Core Viewpoint - Company received acceptance notification for drug registration applications for Dapagliflozin Metformin Extended-Release Tablets (I, II, III) from the National Medical Products Administration [1] Company Summary - Dapagliflozin Metformin Extended-Release Tablets are a fixed-dose combination formulation consisting of SGLT2 inhibitor Dapagliflozin and the biguanide drug Metformin [1] - The combination aims to provide comprehensive and effective blood glucose control for adult patients with type 2 diabetes [1] Industry Summary - The product is co-developed by Bristol-Myers Squibb Company and AstraZeneca AB [1] - As of the announcement date, eight domestic companies have received approval for similar products, excluding imported ones [1]

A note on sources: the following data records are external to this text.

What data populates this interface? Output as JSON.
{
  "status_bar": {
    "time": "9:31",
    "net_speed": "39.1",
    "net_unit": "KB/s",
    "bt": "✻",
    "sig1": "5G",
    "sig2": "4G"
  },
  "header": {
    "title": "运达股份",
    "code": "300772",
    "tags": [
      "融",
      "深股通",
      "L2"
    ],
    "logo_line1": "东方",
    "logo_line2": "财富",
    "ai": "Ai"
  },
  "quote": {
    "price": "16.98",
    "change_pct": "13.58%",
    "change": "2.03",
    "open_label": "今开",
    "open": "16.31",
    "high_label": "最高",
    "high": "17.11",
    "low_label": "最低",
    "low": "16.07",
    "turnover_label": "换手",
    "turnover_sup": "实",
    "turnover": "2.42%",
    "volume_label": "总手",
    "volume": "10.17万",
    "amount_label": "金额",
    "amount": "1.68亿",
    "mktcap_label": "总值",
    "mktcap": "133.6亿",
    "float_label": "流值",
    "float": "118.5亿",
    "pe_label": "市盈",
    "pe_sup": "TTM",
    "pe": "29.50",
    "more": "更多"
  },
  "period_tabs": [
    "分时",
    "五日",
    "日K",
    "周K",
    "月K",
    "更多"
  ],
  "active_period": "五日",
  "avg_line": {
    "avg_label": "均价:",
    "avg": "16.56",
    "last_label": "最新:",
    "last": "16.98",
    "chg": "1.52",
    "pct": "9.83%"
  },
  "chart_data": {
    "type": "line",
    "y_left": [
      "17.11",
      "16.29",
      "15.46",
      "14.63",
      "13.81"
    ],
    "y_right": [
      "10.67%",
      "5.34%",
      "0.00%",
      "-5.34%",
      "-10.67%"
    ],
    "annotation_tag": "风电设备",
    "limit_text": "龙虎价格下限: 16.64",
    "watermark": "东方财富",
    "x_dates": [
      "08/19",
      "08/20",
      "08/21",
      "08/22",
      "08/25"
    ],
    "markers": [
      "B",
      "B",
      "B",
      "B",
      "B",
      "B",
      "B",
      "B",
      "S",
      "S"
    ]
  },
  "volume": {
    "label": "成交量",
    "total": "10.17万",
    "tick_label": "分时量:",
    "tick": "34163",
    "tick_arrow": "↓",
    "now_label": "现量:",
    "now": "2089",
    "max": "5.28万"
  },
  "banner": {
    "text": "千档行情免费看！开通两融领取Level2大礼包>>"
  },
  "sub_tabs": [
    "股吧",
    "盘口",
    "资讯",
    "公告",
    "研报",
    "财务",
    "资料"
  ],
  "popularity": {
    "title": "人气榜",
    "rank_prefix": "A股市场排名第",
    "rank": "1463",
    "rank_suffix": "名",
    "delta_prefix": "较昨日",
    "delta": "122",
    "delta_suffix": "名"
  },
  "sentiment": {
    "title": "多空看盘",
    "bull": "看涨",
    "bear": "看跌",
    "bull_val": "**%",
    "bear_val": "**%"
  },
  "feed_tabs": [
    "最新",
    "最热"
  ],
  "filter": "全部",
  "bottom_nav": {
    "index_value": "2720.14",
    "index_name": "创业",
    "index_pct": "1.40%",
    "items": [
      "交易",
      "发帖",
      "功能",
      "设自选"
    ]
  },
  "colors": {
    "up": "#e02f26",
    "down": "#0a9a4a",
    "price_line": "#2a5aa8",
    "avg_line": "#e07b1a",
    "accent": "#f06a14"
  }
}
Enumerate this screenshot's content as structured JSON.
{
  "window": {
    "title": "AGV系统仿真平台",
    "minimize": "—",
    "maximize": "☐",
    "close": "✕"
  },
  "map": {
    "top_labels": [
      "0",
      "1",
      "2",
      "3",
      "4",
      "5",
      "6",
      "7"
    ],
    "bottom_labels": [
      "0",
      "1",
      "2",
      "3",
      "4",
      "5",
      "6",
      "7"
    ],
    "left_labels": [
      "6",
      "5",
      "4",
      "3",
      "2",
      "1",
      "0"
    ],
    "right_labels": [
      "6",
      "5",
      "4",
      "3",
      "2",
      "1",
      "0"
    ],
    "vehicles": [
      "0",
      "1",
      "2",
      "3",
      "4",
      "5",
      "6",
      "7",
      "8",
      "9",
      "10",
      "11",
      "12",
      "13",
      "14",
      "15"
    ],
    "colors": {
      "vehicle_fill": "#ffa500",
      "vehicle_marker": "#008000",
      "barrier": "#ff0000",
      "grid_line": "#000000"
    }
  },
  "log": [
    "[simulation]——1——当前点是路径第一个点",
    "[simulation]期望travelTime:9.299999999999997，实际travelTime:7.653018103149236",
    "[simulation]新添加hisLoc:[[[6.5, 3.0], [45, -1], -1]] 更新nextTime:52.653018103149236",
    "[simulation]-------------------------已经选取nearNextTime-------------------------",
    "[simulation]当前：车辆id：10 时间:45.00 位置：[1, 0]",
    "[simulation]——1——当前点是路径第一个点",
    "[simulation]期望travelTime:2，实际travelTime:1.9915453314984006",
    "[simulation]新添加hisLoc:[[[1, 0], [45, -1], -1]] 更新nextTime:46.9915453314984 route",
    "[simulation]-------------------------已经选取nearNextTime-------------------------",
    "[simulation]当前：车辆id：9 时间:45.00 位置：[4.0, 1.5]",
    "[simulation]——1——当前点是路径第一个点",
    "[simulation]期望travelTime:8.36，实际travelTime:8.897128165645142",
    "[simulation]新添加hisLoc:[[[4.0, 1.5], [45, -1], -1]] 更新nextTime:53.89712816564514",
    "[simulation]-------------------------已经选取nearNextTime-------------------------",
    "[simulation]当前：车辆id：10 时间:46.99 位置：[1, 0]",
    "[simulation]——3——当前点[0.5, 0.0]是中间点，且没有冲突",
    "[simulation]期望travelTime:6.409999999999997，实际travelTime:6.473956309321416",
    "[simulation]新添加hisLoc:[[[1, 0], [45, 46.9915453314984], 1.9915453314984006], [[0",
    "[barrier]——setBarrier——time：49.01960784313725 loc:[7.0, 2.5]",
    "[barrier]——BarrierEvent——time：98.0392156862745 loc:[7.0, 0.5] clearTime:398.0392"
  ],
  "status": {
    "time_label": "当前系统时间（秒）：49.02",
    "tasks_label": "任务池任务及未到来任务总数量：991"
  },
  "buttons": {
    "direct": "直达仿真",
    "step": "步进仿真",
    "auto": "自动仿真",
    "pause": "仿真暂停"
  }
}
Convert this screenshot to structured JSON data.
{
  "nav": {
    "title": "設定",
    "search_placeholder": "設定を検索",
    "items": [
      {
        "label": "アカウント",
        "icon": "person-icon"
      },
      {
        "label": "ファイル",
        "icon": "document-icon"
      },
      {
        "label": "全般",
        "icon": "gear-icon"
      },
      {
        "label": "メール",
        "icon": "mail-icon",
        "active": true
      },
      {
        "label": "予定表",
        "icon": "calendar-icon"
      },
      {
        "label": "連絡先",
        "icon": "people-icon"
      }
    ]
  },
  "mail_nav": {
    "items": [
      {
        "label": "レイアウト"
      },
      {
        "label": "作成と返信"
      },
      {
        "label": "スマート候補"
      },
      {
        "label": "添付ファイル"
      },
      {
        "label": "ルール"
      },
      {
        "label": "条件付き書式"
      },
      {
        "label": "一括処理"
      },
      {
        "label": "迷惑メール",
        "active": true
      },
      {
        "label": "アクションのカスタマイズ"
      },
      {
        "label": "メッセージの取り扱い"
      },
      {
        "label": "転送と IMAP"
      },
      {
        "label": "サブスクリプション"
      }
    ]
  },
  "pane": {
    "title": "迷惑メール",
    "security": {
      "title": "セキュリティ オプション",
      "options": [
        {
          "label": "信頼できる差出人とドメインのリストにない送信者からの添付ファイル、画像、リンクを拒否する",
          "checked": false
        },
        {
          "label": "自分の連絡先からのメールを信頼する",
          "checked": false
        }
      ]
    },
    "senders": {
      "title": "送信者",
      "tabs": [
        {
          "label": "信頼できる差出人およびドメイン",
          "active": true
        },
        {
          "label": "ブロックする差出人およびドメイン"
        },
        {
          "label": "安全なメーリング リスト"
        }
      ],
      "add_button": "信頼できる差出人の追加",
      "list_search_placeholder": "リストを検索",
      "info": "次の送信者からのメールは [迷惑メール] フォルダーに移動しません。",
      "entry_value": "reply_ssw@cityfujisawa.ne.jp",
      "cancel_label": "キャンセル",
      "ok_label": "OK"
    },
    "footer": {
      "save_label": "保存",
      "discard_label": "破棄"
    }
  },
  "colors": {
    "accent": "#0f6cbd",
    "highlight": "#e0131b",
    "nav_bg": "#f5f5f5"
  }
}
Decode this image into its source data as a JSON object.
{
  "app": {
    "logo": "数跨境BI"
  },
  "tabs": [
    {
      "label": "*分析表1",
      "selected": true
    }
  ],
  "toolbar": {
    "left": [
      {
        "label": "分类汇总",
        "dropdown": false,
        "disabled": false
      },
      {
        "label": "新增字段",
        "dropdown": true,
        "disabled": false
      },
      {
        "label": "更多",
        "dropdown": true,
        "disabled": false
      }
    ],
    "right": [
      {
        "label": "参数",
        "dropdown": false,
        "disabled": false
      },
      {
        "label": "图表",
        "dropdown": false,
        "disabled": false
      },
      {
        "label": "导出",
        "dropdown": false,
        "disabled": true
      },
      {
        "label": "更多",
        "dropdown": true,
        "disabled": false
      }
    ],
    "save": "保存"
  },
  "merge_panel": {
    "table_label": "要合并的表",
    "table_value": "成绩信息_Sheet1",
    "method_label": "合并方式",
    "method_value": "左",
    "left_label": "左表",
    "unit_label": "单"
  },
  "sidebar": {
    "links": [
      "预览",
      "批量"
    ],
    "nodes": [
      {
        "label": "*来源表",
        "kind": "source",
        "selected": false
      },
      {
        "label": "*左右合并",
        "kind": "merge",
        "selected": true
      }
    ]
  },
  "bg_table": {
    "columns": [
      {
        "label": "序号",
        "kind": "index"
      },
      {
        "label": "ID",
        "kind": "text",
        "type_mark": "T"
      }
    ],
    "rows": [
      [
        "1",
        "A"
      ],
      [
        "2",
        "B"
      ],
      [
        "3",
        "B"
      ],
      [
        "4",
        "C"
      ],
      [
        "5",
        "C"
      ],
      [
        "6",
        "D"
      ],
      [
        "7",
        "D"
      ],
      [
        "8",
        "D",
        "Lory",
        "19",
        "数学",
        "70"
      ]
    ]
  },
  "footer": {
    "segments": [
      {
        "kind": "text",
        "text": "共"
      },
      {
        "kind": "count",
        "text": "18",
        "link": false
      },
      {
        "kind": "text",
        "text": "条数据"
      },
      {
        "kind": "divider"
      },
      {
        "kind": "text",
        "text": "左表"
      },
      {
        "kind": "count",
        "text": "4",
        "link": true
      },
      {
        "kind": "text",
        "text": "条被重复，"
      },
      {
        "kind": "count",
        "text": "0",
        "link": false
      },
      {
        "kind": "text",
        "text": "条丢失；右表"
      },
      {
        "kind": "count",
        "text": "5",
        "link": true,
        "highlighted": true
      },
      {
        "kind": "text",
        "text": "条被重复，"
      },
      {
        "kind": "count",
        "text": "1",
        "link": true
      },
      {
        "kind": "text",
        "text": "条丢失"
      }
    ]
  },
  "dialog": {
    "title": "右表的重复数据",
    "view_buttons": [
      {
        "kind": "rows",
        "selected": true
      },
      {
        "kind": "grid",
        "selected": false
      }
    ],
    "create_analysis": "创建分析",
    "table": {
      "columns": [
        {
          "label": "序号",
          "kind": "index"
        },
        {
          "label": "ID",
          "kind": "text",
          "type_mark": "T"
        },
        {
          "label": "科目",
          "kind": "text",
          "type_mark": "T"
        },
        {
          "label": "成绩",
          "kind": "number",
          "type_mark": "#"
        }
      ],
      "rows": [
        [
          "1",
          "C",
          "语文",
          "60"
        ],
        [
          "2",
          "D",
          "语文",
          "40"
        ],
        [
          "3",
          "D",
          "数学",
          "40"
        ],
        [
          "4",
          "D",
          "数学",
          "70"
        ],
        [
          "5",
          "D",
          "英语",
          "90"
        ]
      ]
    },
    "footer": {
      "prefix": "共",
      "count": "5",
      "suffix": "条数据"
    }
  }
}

Core Viewpoint - The company, Lianfang Pharmaceutical, has received a notice of acceptance for the drug registration application of Dapagliflozin Metformin Extended-Release Tablets from the National Medical Products Administration, indicating progress in bringing this combination diabetes medication to market [1] Group 1: Product Details - Dapagliflozin Metformin Extended-Release Tablets are a fixed-dose combination formulation that includes Dapagliflozin, an SGLT2 inhibitor, and Metformin, a biguanide, which work synergistically to control blood sugar levels [1] - Dapagliflozin lowers blood sugar by promoting urinary glucose excretion, while Metformin primarily reduces hepatic glucose output and improves insulin sensitivity [1] - This combination aims to provide more comprehensive and effective blood sugar control for adult patients with type 2 diabetes [1] Group 2: Market Context - The product is co-developed by Bristol-Myers Squibb Company and AstraZeneca AB, indicating a collaboration between major pharmaceutical companies [1] - As of the date of the announcement, eight other companies have received approval for similar products in the domestic market, highlighting competitive dynamics in the diabetes medication sector [1]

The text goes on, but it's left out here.